The bill, according to the proponent, also sought to delete Section 162 (5) and (6) and insert new sub-sections therein.
The current sub-section (5) provides that the amount standing to the credit of local governments in the federation account shall also be allocated to the states for the benefit of their local governments on such terms and in such manner as may be prescribed by the National Assembly.
While sub-section 6 provides that, “each state shall maintain a special account to be called “state joint local government account” into which shall be paid all allocations to the local governments of the state from the federation account and from the government of the state.”

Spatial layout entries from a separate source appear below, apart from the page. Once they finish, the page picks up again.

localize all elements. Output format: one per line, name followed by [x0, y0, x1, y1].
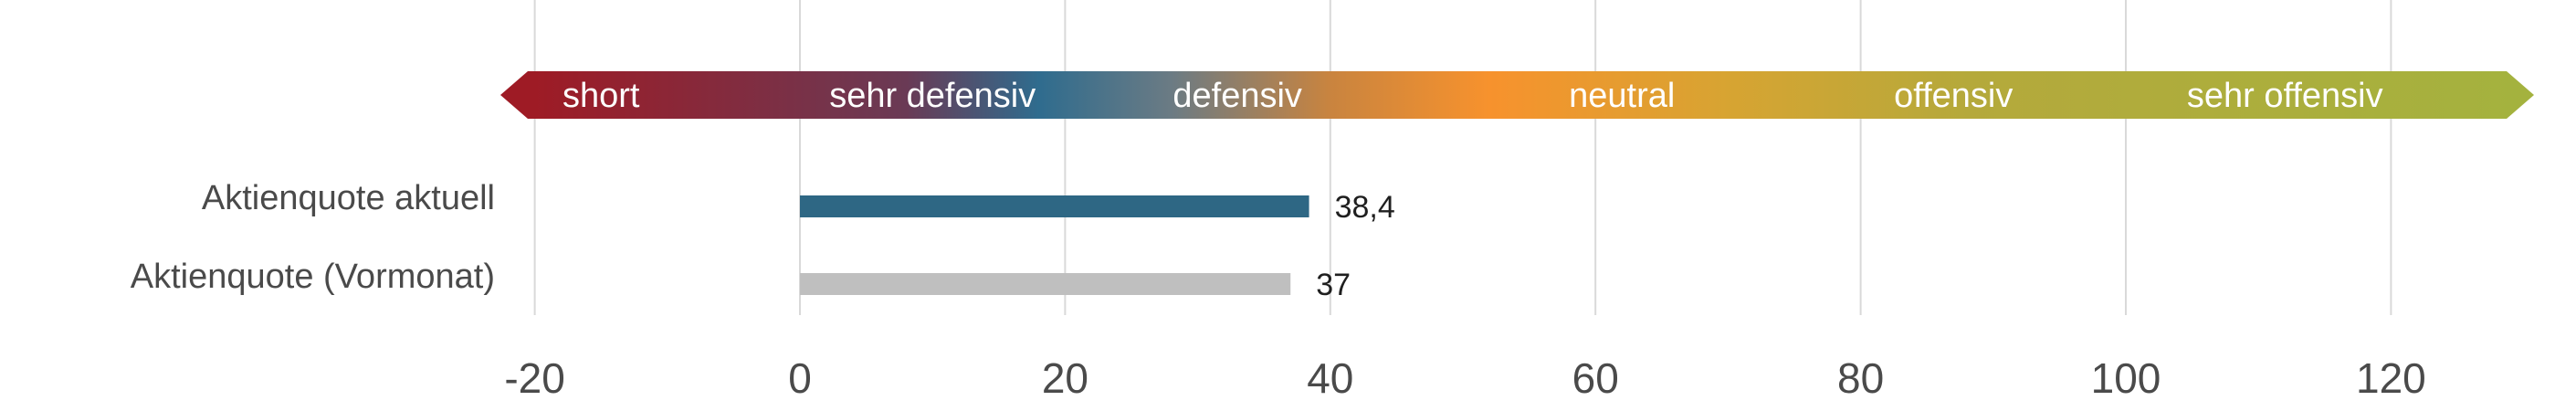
bar [800, 195, 1309, 217]
scale-band-label: sehr defensiv [829, 77, 1036, 115]
bar-value-label: 38,4 [1335, 190, 1395, 225]
x-tick-label: 0 [788, 354, 812, 402]
scale-band-label: neutral [1569, 77, 1675, 115]
x-tick-label: 60 [1572, 354, 1619, 402]
x-tick-label: 20 [1042, 354, 1088, 402]
bar-value-label: 37 [1316, 268, 1351, 302]
x-tick-label: 120 [2356, 354, 2426, 402]
x-tick-label: -20 [504, 354, 564, 402]
scale-band-label: offensiv [1894, 77, 2013, 115]
scale-band-label: short [563, 77, 640, 115]
x-tick-label: 40 [1307, 354, 1353, 402]
grid-lines [533, 0, 2392, 315]
category-label: Aktienquote aktuell [202, 179, 495, 217]
x-tick-label: 100 [2091, 354, 2161, 402]
scale-band-label: defensiv [1172, 77, 1302, 115]
bars [800, 195, 1309, 295]
scale-band: short sehr defensiv defensiv neutral offensi… [500, 71, 2534, 119]
labels: -20 0 20 40 60 80 100 120 38,4 Aktienquote aktuel… [131, 179, 2426, 402]
category-label: Aktienquote (Vormonat) [131, 258, 495, 296]
bar [800, 273, 1291, 295]
scale-band-arrow [500, 71, 2534, 119]
scale-band-label: sehr offensiv [2187, 77, 2383, 115]
x-tick-label: 80 [1837, 354, 1884, 402]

To this end, the sponsor of the amendment, said the bill “seeks to delete both sub sections and replace them with a new sub section that, “each local government shall maintain a special account to be called “local government allocation account” into which shall be paid directly such allocations to the local government from the federation account and from the government of the state shall, provided that there shall be no disbursement of any fund of the local government except by a bye-law passed by the local government legislative council.”
The bill equally sought to alter sub section 7 to make it clear that the allocation to be granted to the local governments by the government of the states shall be from internally generated revenue and to replace the House of Assembly with the National Assembly for the purpose of prescribing the manner of the sharing between the states and local governments.
The bill scaled through second reading after it was put to vote by the Speaker, Honourable Yakubu Dogara, and was subsequently referred to ad hoc committee on constitution review for further legislative input.